4. La quatrième idée est une idée pratique concernant un événement. J’ai été extrêmement touchée par le récit du dirigeant syndical azéri – comment il s’est rendu dans les prisons pour parler aux prisonnières ; il leur a parlé des syndicats et des possibilités qui s’ouvriraient à elles, pour les encourager à prendre leurs propres décisions dans la vie.

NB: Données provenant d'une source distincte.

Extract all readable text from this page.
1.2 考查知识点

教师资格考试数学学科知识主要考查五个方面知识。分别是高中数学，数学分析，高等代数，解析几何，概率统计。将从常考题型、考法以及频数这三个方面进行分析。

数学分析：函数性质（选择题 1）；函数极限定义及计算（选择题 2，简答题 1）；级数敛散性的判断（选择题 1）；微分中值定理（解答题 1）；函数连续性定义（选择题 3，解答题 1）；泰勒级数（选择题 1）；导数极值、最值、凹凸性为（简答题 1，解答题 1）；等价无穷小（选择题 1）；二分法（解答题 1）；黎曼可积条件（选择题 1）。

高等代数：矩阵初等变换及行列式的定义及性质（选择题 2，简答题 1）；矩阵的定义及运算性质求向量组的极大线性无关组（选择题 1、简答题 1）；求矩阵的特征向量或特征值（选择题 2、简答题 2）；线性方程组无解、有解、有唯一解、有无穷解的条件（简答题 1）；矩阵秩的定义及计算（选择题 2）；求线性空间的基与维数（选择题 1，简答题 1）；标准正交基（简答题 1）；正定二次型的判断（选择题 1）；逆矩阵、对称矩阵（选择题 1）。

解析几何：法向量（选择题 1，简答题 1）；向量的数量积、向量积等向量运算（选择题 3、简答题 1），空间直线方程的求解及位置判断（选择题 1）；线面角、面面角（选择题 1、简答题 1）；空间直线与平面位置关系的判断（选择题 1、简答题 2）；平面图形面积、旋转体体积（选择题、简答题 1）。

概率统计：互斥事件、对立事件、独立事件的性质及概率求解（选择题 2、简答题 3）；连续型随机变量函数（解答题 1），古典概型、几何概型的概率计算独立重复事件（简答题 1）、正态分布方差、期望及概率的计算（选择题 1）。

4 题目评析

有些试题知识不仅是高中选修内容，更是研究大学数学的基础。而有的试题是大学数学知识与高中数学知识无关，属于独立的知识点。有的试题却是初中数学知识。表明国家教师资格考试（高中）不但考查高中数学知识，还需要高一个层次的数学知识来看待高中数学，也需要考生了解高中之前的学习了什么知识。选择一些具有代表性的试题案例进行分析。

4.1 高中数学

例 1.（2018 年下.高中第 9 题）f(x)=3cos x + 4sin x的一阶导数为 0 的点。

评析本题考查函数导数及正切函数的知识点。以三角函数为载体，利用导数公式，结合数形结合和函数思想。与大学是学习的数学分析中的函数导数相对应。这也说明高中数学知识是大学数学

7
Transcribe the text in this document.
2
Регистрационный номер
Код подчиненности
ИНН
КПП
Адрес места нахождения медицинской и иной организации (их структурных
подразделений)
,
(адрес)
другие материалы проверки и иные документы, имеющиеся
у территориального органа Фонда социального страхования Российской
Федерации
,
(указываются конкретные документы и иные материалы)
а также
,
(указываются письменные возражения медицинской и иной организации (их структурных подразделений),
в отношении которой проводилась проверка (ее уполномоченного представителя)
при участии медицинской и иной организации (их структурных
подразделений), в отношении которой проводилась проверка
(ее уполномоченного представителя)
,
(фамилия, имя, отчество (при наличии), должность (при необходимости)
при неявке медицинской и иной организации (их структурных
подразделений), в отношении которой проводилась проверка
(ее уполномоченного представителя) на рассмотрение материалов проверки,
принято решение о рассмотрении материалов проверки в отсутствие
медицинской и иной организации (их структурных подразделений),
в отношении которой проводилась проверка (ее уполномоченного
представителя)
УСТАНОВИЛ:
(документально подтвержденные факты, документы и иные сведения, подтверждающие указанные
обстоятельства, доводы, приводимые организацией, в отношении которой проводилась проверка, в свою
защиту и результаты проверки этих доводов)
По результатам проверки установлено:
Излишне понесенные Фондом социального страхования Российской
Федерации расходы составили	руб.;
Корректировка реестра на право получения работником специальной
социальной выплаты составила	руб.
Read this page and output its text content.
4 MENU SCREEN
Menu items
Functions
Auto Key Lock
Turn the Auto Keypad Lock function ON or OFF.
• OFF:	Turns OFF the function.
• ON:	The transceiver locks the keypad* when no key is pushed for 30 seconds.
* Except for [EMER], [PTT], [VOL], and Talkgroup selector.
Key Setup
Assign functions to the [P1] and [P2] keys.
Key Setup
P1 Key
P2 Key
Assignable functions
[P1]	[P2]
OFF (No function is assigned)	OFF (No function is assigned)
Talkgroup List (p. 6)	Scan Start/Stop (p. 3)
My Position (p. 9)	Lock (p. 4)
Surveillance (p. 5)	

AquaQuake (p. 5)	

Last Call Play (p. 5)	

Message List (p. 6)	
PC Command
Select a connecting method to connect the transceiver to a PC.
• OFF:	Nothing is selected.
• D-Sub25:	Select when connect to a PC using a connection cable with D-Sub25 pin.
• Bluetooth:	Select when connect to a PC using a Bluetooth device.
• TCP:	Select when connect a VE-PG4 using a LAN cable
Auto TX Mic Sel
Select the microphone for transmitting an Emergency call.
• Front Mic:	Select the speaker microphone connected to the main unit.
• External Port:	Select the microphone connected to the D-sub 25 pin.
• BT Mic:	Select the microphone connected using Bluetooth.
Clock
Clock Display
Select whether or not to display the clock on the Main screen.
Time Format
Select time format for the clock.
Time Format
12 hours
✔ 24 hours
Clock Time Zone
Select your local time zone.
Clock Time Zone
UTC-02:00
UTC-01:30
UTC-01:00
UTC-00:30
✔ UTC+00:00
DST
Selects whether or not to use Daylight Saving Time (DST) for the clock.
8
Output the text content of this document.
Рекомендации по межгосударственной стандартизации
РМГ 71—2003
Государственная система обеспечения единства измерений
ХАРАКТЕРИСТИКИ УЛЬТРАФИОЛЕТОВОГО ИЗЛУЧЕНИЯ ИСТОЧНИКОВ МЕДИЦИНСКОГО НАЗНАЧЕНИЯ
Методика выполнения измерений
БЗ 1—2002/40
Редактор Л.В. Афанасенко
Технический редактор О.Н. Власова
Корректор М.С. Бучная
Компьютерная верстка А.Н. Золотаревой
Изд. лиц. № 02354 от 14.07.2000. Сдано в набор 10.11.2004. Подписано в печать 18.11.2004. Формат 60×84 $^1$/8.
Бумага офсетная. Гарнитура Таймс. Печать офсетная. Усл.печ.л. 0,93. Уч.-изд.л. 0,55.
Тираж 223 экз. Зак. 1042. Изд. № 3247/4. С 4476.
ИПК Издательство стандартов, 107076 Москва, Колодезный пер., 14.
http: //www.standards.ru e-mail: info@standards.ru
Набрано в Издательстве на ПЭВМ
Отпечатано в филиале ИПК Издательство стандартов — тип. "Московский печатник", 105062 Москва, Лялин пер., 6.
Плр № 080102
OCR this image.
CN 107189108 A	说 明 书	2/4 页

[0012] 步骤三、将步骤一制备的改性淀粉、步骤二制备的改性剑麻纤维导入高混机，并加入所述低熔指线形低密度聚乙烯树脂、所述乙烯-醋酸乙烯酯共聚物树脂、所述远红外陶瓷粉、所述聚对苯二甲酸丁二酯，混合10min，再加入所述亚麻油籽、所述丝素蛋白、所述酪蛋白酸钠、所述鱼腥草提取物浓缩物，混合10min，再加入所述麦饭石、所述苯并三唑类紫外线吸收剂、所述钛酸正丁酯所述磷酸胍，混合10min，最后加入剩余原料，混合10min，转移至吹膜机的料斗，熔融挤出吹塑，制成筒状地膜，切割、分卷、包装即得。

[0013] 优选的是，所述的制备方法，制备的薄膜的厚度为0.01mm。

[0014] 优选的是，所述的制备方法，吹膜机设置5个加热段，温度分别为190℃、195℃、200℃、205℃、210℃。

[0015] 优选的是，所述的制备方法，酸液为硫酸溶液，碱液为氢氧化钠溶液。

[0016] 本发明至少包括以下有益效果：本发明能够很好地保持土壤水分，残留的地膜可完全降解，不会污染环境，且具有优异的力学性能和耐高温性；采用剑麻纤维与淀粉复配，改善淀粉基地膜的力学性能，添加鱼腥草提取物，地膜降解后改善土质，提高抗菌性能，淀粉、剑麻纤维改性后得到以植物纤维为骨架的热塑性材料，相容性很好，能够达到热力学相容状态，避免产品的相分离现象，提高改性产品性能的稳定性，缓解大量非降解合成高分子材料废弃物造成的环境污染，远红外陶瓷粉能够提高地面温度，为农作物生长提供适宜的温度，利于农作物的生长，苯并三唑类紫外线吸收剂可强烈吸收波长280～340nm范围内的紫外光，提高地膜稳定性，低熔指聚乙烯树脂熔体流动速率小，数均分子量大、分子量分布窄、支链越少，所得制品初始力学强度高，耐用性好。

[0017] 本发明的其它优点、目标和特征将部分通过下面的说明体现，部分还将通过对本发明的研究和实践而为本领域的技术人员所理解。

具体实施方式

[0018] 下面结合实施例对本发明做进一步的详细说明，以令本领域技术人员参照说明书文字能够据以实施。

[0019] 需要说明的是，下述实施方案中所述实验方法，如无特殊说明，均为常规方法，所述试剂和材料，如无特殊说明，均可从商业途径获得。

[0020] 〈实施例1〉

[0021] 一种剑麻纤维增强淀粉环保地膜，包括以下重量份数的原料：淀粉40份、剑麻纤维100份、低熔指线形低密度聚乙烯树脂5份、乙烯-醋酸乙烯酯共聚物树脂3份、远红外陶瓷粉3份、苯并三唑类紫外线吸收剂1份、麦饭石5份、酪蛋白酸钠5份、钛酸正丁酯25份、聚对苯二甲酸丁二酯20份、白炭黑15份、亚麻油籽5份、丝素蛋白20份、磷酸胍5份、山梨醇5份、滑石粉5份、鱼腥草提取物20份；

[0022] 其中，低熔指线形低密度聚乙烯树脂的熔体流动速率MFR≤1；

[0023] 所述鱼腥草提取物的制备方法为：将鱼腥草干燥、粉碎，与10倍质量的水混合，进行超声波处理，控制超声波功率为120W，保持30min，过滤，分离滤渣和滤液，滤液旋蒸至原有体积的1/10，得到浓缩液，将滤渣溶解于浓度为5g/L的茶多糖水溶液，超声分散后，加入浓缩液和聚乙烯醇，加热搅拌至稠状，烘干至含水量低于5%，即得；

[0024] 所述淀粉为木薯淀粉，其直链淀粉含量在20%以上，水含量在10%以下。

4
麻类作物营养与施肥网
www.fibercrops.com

5. Et enfin, en cinquième lieu, un autre récit qui m’a profondément touchée, à savoir le témoignage d’une jeune femme sud-africaine qui a été victime d’une agression sexuelle par un chauffeur de taxi un soir lorsqu’elle rentrait chez elle. Quand elle a appelé la police pour dénoncer l’agression, celle-ci s’est contentée de répondre : « C’est ta propre faute car tu portais une minijupe. » Elle a prévenu ses amies qui se sont donné rendez-vous devant la compagnie de taxi vêtues de minijupes et armées d’étendards, pour y organiser une mini-manifestation. Elles ont remporté énormément de soutien et de notoriété grâce à leur action.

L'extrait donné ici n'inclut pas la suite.